LGBMRegressor(boosting_type='gbdt', class_weight=None, colsample_bytree=1.0,
       learning_rate=0.1, max_depth=-1, min_child_samples=20,
       min_child_weight=0.001, min_split_gain=0.0, n_estimators=100,
       n_jobs=-1, num_leaves=31, objective=None, random_state=None,
       reg_alpha=0.0, reg_lambda=0.0, seed=0, silent=True, subsample=1.0,
       subsample_for_bin=200000, subsample_freq=0)

In [12]:
X_test = picture_features(data)
X_test.mean(axis=0)

click_1    0.042347
click_2    0.038887
dtype: float64

In [13]:
X_test['p'] = popularity_model.predict(X_test)
X_test.loc[X_test['p'] < 0, 'p'] = 0
X_test['p'].mean()

0.14701204450320687

## Generate dict with predicted clicks for every picture


In [14]:
# This prediction would be used to correct recommender score
picture = dict(X_test['p'])

# Recommender part

## Generate prediction using ALS approach

In [15]:
import os
os.environ['OPENBLAS_NUM_THREADS'] = "1"

def als_baseline(
    train, test_users, 
    factors_n, last_days, trail_days, output_candidates_count, last_days_weight
):
    train = train[train.delta_days <= trail_days].drop_duplicates([
        'user_id', 'picture_id'
    ])
    
    users = train.user_id
    items = train.picture_id
    weights = 1 + last_days_weight * (train.delta_days <= last_days)
    
    user_item = coo_matrix((weights, (users, items)))
    model = implicit.als.AlternatingLeastSquares(factors=factors_n, iterations=factors_n)
    model.fit(user_item.T.tocsr())
    
    user_item_csr = user_item.tocsr()
    
    rows = []
    for user_id in tqdm.tqdm_notebook(test_users.user_id.values):
        items = [(picture_id, score) for picture_id, score in model.recommend(user_id, user_item_csr, N=output_candidates_count)]
        rows.append(items)

    test_users['predictions_full'] = [
        p
        for p, user_id in zip(
            rows,
            test_users.user_id.values
        )
    ]
    test_users['predictions'] = [
        [x[0] for x in p]
        for p, user_id in zip(
            rows,
            test_users.user_id.values
        )
    ]
    return test_users

In [16]:
test_users = als_baseline(
    data, test_users, factors_count, last_days, trail_days, output_candidates_count, last_days_weight)

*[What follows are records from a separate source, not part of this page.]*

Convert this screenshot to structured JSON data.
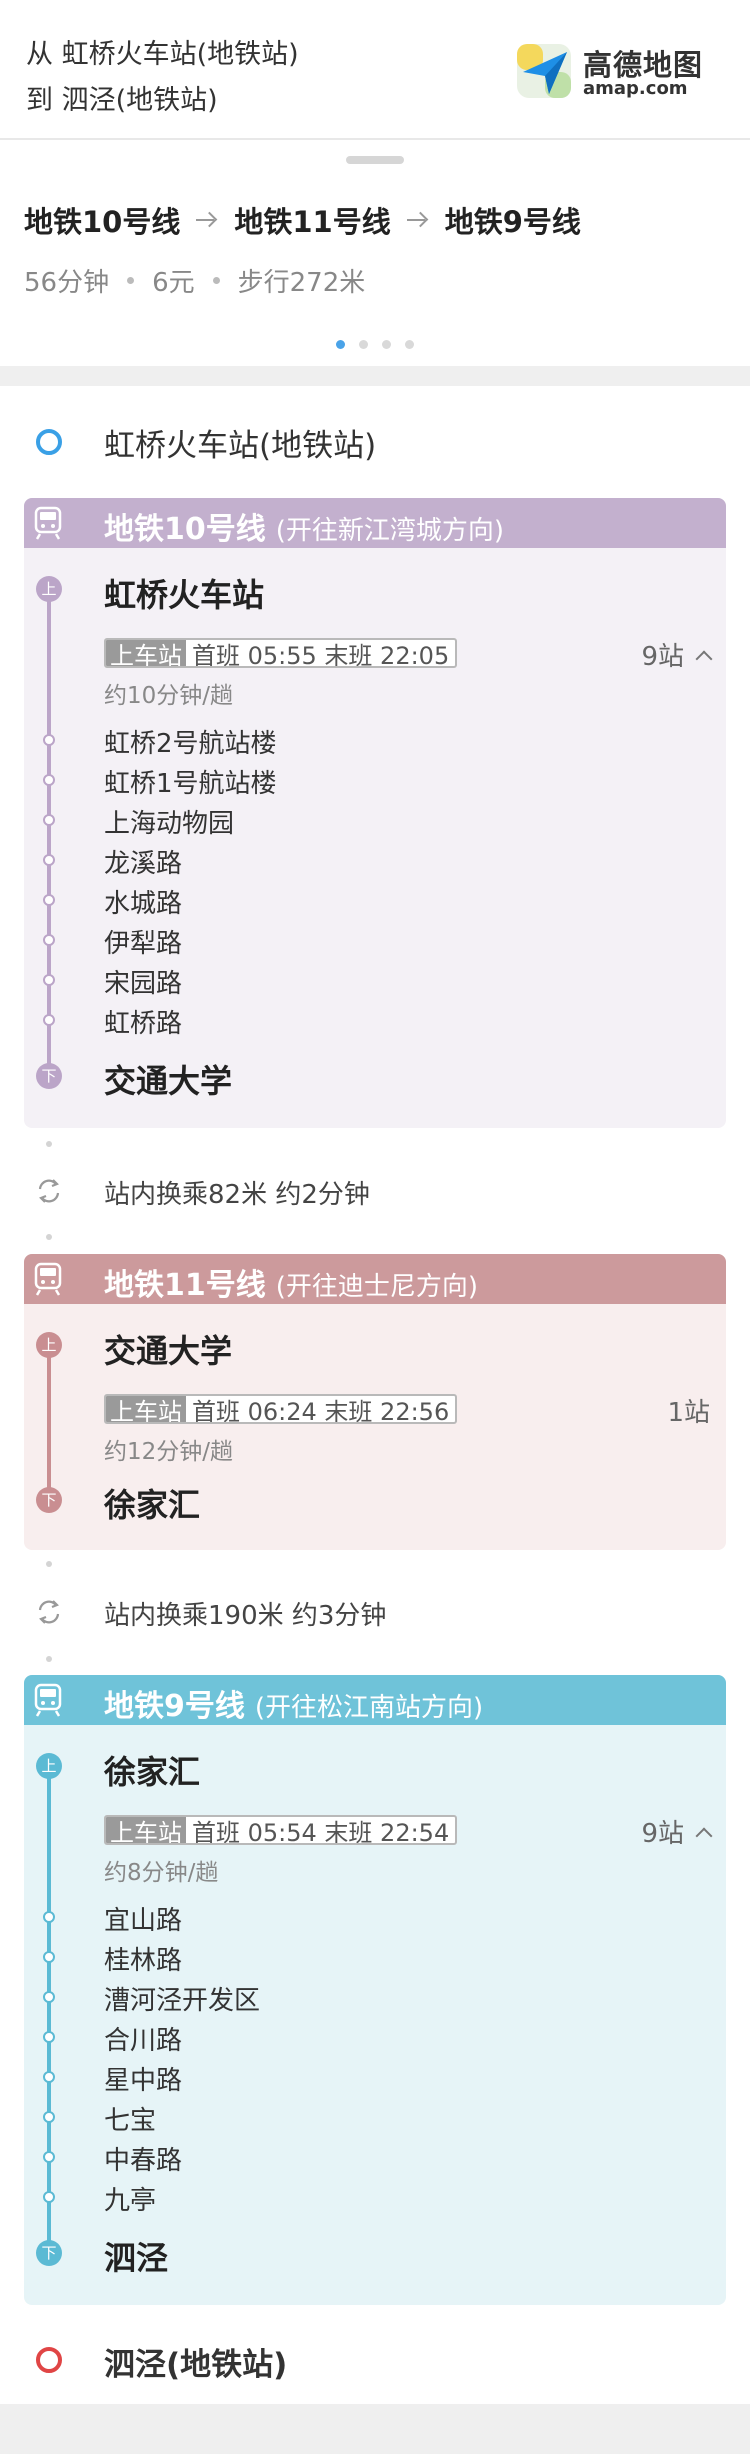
{
  "header": {
    "from_line": "从 虹桥火车站(地铁站)",
    "to_line": "到 泗泾(地铁站)",
    "logo_cn": "高德地图",
    "logo_en": "amap.com"
  },
  "summary": {
    "route_segments": [
      "地铁10号线",
      "地铁11号线",
      "地铁9号线"
    ],
    "duration": "56分钟",
    "price": "6元",
    "walk": "步行272米",
    "page_count": 4,
    "active_page": 1
  },
  "origin": {
    "name": "虹桥火车站(地铁站)"
  },
  "destination": {
    "name": "泗泾(地铁站)"
  },
  "lines": [
    {
      "name": "地铁10号线",
      "direction": "(开往新江湾城方向)",
      "head_color": "#c3b0ce",
      "body_color": "#f4f1f6",
      "line_color": "#bba5c8",
      "board_badge": "上",
      "alight_badge": "下",
      "board_station": "虹桥火车站",
      "tag_label": "上车站",
      "first_last": "首班 05:55  末班 22:05",
      "frequency": "约10分钟/趟",
      "stop_count": "9站",
      "expanded": true,
      "stops": [
        "虹桥2号航站楼",
        "虹桥1号航站楼",
        "上海动物园",
        "龙溪路",
        "水城路",
        "伊犁路",
        "宋园路",
        "虹桥路"
      ],
      "alight_station": "交通大学"
    },
    {
      "name": "地铁11号线",
      "direction": "(开往迪士尼方向)",
      "head_color": "#cc9a9c",
      "body_color": "#f8eeee",
      "line_color": "#c98e91",
      "board_badge": "上",
      "alight_badge": "下",
      "board_station": "交通大学",
      "tag_label": "上车站",
      "first_last": "首班 06:24  末班 22:56",
      "frequency": "约12分钟/趟",
      "stop_count": "1站",
      "expanded": false,
      "stops": [],
      "alight_station": "徐家汇"
    },
    {
      "name": "地铁9号线",
      "direction": "(开往松江南站方向)",
      "head_color": "#6fc3d9",
      "body_color": "#e6f4f7",
      "line_color": "#5bbad4",
      "board_badge": "上",
      "alight_badge": "下",
      "board_station": "徐家汇",
      "tag_label": "上车站",
      "first_last": "首班 05:54  末班 22:54",
      "frequency": "约8分钟/趟",
      "stop_count": "9站",
      "expanded": true,
      "stops": [
        "宜山路",
        "桂林路",
        "漕河泾开发区",
        "合川路",
        "星中路",
        "七宝",
        "中春路",
        "九亭"
      ],
      "alight_station": "泗泾"
    }
  ],
  "transfers": [
    {
      "text": "站内换乘82米 约2分钟"
    },
    {
      "text": "站内换乘190米 约3分钟"
    }
  ]
}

100%|██████████| 100.0/100 [11:00<00:00,  6.78s/it]


HBox(children=(IntProgress(value=0, max=1380), HTML(value='')))




## Calculate history clicks to exclude them from results. Such clicks are excluded from test set according to task

In [17]:
clicked = data.groupby('user_id').agg({'picture_id': set})

def substract_clicked(p, c):
    filtered = [picture for picture in p if picture not in c][:100]
    return filtered

## Heuristical approach to reweight ALS score according to picture predicted popularity

Recommender returns (picture, score) pairs sorted decreasing for every user.

For every user we replace picture $score_p$ with $score_p \cdot (1 + popularity_{p})^{0.2}$

$popularity_{p}$ - popularity predicted for this picture for next week

This slightly moves popular pictures to the top of list for every user

In [18]:
import math

rows = test_users['predictions_full']

def correct_with_popularity(items, picture, alpha):
    return sorted([
        (score * (1 + picture.get(picture_id, 0)) ** alpha, picture_id, score, picture.get(picture_id, 0)) 
        for picture_id, score in items], reverse=True
    )

corrected_rows = [
    [x[1] for x in correct_with_popularity(items, picture, heuristic_alpha)]
    for items in rows
]

## Submission formatting

In [19]:
test_users['predictions'] = [
    ' '.join(map(str,
        substract_clicked(p, {} if user_id not in clicked.index else clicked.loc[user_id][0])
    ))
    for p, user_id in zip(
        corrected_rows,
        test_users.user_id.values
    )
]

In [20]:
test_users[['user_id', 'predictions']].to_csv('submit.csv', index=False)